The hunt for slowdown


Recommended Posts

Hi there,

 

On my last game, I'm hunting the reason for slowdown:

I wrote a vblank handler to count the number of frames my main loop takes.

I so found it needs most of the times 2 vblank (with a peak of 5 but it occurs at a specific moment which doesn't hurt the gameplay)

If I narrow down the most hungry calls (very basic profiling!), I unfortunately stop on a call I can't optimize => tgi_sprite :(

I have 4 calls to tgi_sprite by loop

- one to clean the screen drawing a 1x1 zoomed full screen 

- one for the common game sprites (about 100!)

- one for some specific sprites related to the current game screen

- one for every texts and UI

Apart the first one, it's based on chained sprites.

 

I tried to remove the first call : 1 and only 1 (mega) zoomed sprite

=> To my surprise, I clearly see a boost : I'm a lot more at 1 vblank than 2 vblank by loop

 

It seems some sprites are faster to draw than others, and when you draw 100s of them, the impact could be huge.
So I'd like to know if info are available or some measures were done to understand the impact of zoomed sprites, 1/2/4 bits sprites, type of sprites (TYPE_NONCOLL,....), scretched sprites, ....

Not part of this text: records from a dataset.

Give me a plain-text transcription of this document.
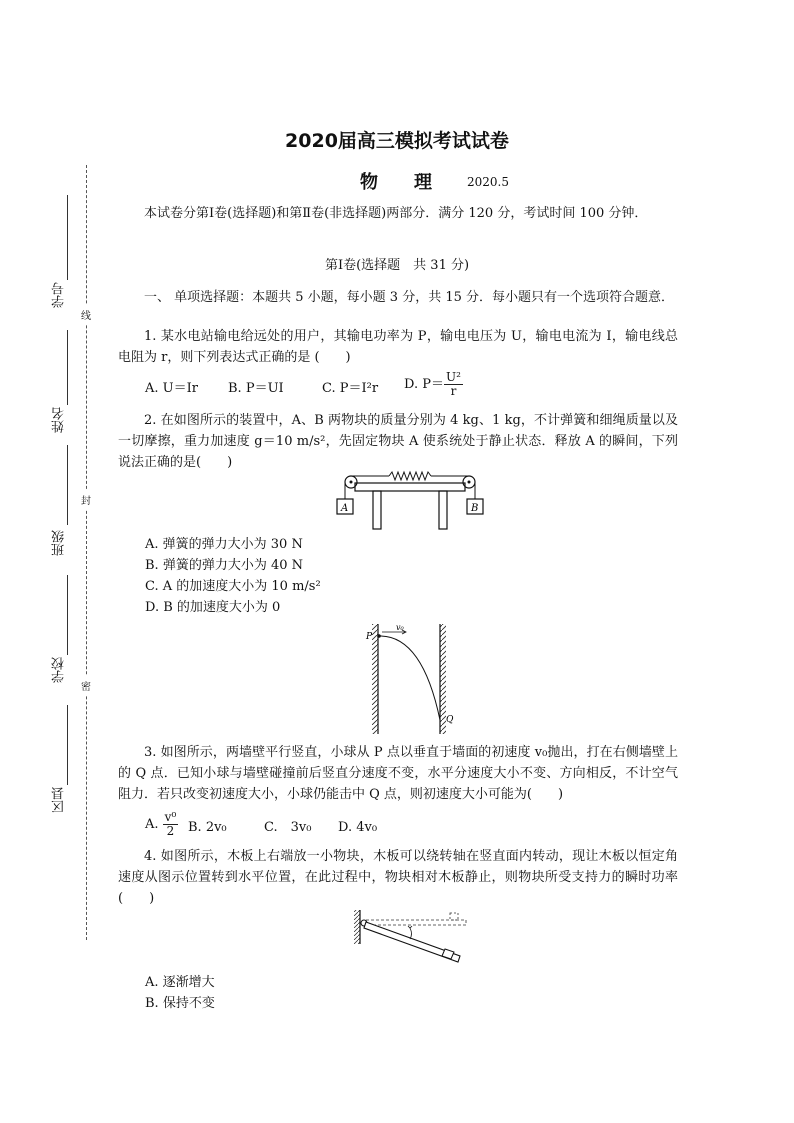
2020届高三模拟考试试卷
物　　理	2020.5
学号
姓名
班级
学校
区县
线
封
密
本试卷分第Ⅰ卷(选择题)和第Ⅱ卷(非选择题)两部分．满分 120 分，考试时间 100 分钟．
第Ⅰ卷(选择题　共 31 分)
一、 单项选择题：本题共 5 小题，每小题 3 分，共 15 分．每小题只有一个选项符合题意．
1. 某水电站输电给远处的用户，其输电功率为 P，输电电压为 U，输电电流为 I，输电线总电阻为 r，则下列表达式正确的是 (　　)
A. U＝Ir B. P＝UI	C. P＝I²r D. $P= \frac{\text{U²}}{r}$
2. 在如图所示的装置中，A、B 两物块的质量分别为 4 kg、1 kg，不计弹簧和细绳质量以及一切摩擦，重力加速度 g＝10 m/s²，先固定物块 A 使系统处于静止状态．释放 A 的瞬间，下列说法正确的是(　　)
A	B
A. 弹簧的弹力大小为 30 N
B. 弹簧的弹力大小为 40 N
C. A 的加速度大小为 10 m/s²
D. B 的加速度大小为 0
P
v₀
Q
3. 如图所示，两墙壁平行竖直，小球从 P 点以垂直于墙面的初速度 v₀抛出，打在右侧墙壁上的 Q 点．已知小球与墙壁碰撞前后竖直分速度不变，水平分速度大小不变、方向相反，不计空气阻力．若只改变初速度大小，小球仍能击中 Q 点，则初速度大小可能为(　　)
A. $\frac{\text{v⁰}}{2} B$. 2v₀	C.　3v₀ D. 4v₀
4. 如图所示，木板上右端放一小物块，木板可以绕转轴在竖直面内转动，现让木板以恒定角速度从图示位置转到水平位置，在此过程中，物块相对木板静止，则物块所受支持力的瞬时功率(　　)
A. 逐渐增大
B. 保持不变
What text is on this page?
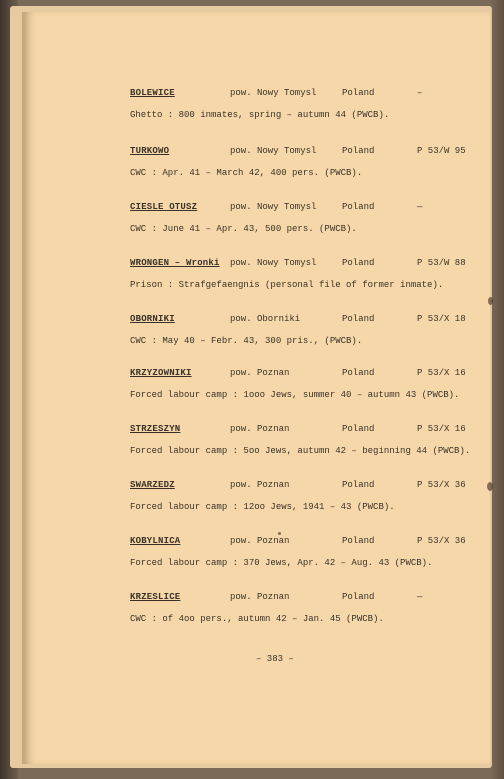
BOLEWICE	pow. Nowy Tomysl	Poland	–
Ghetto : 800 inmates, spring – autumn 44 (PWCB).
TURKOWO	pow. Nowy Tomysl	Poland	P 53/W 95
CWC : Apr. 41 – March 42, 400 pers. (PWCB).
CIESLE OTUSZ	pow. Nowy Tomysl	Poland	—
CWC : June 41 – Apr. 43, 500 pers. (PWCB).
WRONGEN – Wronki pow. Nowy Tomysl	Poland	P 53/W 88
Prison : Strafgefaengnis (personal file of former inmate).
OBORNIKI	pow. Oborniki	Poland	P 53/X 18
CWC : May 40 – Febr. 43, 300 pris., (PWCB).
KRZYZOWNIKI	pow. Poznan	Poland	P 53/X 16
Forced labour camp : 1ooo Jews, summer 40 – autumn 43 (PWCB).
STRZESZYN	pow. Poznan	Poland	P 53/X 16
Forced labour camp : 5oo Jews, autumn 42 – beginning 44 (PWCB).
SWARZEDZ	pow. Poznan	Poland	P 53/X 36
Forced labour camp : 12oo Jews, 1941 – 43 (PWCB).
KOBYLNICA	pow. Poznan	Poland	P 53/X 36
Forced labour camp : 370 Jews, Apr. 42 – Aug. 43 (PWCB).
KRZESLICE	pow. Poznan	Poland	—
CWC : of 4oo pers., autumn 42 – Jan. 45 (PWCB).
– 383 –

If not, how could this be done ? using the hbl timer ? or since suzy is a lot faster, HBL is too slow ?

 

 

 

Link to comment
Share on other sites

Posted (edited)

1) you really DONT need the call to clean the screen so just remove that first call

2) follow lord BS advice, one tgi call, not more

3) i get that you need 100 SCB for all the bubble that could potentially be on your screen BUT, most of the time you have wayyy less bubble. So simply update the next pointer to null of the last visible bubble.

Edited by LordKraken
Link to comment
Share on other sites

agree with you nop90, but I'm suspecting that @KanedaFr is doing one-pixel movement, so that's 30 pixels / second and in tate mode, that means a couple of seconds for a bubble to cross the screen. And yes maybe you want to increase the speed of your bubble in the end.

Link to comment
Share on other sites

1 hour ago, KanedaFr said:

I have 4 calls to tgi_sprite by loop

- one to clean the screen drawing a 1x1 zoomed full screen 

Check if you really need to clean the complete screen. If only parts, do align on even X pixel to avoid RMW cycle.

Link to comment
Share on other sites

Like i said, I removed the first call to clear screen.

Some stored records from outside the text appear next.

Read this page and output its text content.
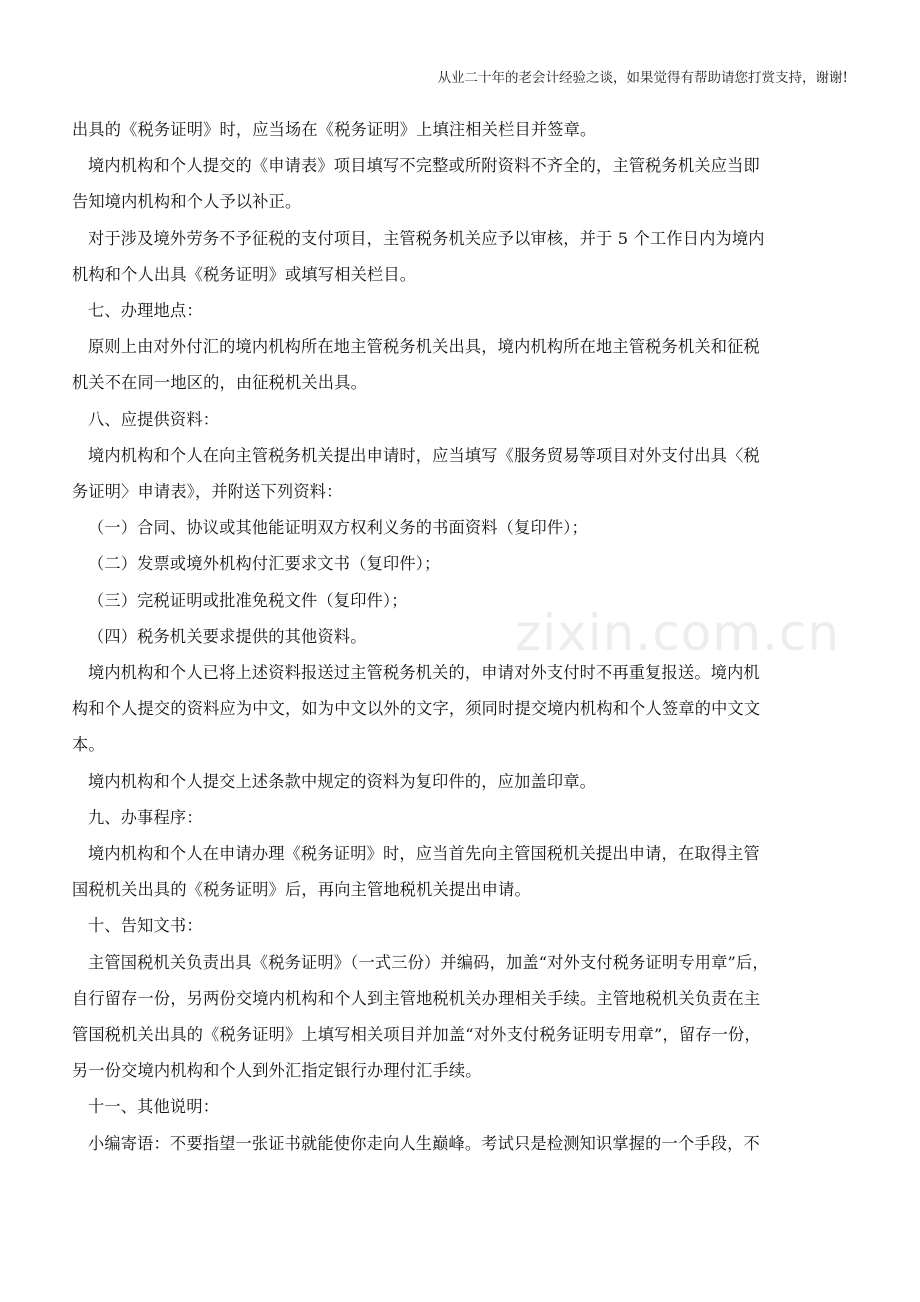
从业二十年的老会计经验之谈，如果觉得有帮助请您打赏支持，谢谢!
出具的《税务证明》时，应当场在《税务证明》上填注相关栏目并签章。
境内机构和个人提交的《申请表》项目填写不完整或所附资料不齐全的，主管税务机关应当即
告知境内机构和个人予以补正。
对于涉及境外劳务不予征税的支付项目，主管税务机关应予以审核，并于 5 个工作日内为境内
机构和个人出具《税务证明》或填写相关栏目。
七、办理地点：
原则上由对外付汇的境内机构所在地主管税务机关出具，境内机构所在地主管税务机关和征税
机关不在同一地区的，由征税机关出具。
八、应提供资料：
境内机构和个人在向主管税务机关提出申请时，应当填写《服务贸易等项目对外支付出具〈税
务证明〉申请表》，并附送下列资料：
（一）合同、协议或其他能证明双方权利义务的书面资料（复印件）；
（二）发票或境外机构付汇要求文书（复印件）；
（三）完税证明或批准免税文件（复印件）；
（四）税务机关要求提供的其他资料。
境内机构和个人已将上述资料报送过主管税务机关的，申请对外支付时不再重复报送。境内机
构和个人提交的资料应为中文，如为中文以外的文字，须同时提交境内机构和个人签章的中文文
本。
境内机构和个人提交上述条款中规定的资料为复印件的，应加盖印章。
九、办事程序：
境内机构和个人在申请办理《税务证明》时，应当首先向主管国税机关提出申请，在取得主管
国税机关出具的《税务证明》后，再向主管地税机关提出申请。
十、告知文书：
主管国税机关负责出具《税务证明》（一式三份）并编码，加盖“对外支付税务证明专用章”后，
自行留存一份，另两份交境内机构和个人到主管地税机关办理相关手续。主管地税机关负责在主
管国税机关出具的《税务证明》上填写相关项目并加盖“对外支付税务证明专用章”，留存一份，
另一份交境内机构和个人到外汇指定银行办理付汇手续。
十一、其他说明：
小编寄语：不要指望一张证书就能使你走向人生巅峰。考试只是检测知识掌握的一个手段，不
zixin.com.cn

To make a unique chained list, I 'only' had to update the next_sprite attribute of the last sprite of each list.

Not sure it will boost anything but I'll give it a try.

 

For the hundred of bubbles to draw, I set the SKIP bit or not. 

If I had to reorder the bubbles on the chained list to get only the needed ones, I'll only translate the problem, any draw gain => logic/code lost

 

It's not an one-pixel movement, it's actually 2.

I could easily increase the speed but it won't solve the problem : you'll notice the slow down when I drop to 2 vblank when I'm at 1 vblank 75% of the times.

The quick way to handle it would be to stay at 2 vblank per loop whatever happen and increase speed / animation but I'm not sure I'll be happy with this trick 😊

 

Link to comment
Share on other sites

24 minutes ago, 42bs said:

Check if you really need to clean the complete screen. If only parts, do align on even X pixel to avoid RMW cycle.

Oh?! does it mean sprite at odd X are "slower" to draw than sprites at even X ?!

I'm not familiar with "RMW cycle", I'll gather information about this....Is it ASL, DEC, INC, LSR, ROL, and ROR ?

Link to comment
Share on other sites

25 minutes ago, KanedaFr said:

The quick way to handle it would be to stay at 2 vblank per loop whatever happen and increase speed / animation but I'm not sure I'll be happy with this trick 😊

Which is actually a trick most games use. Rather run always with 30FPS then have a sudden slow down.

Link to comment
Share on other sites

23 minutes ago, 42bs said:

Which is actually a trick most games use. Rather run always with 30FPS then have a sudden slow down.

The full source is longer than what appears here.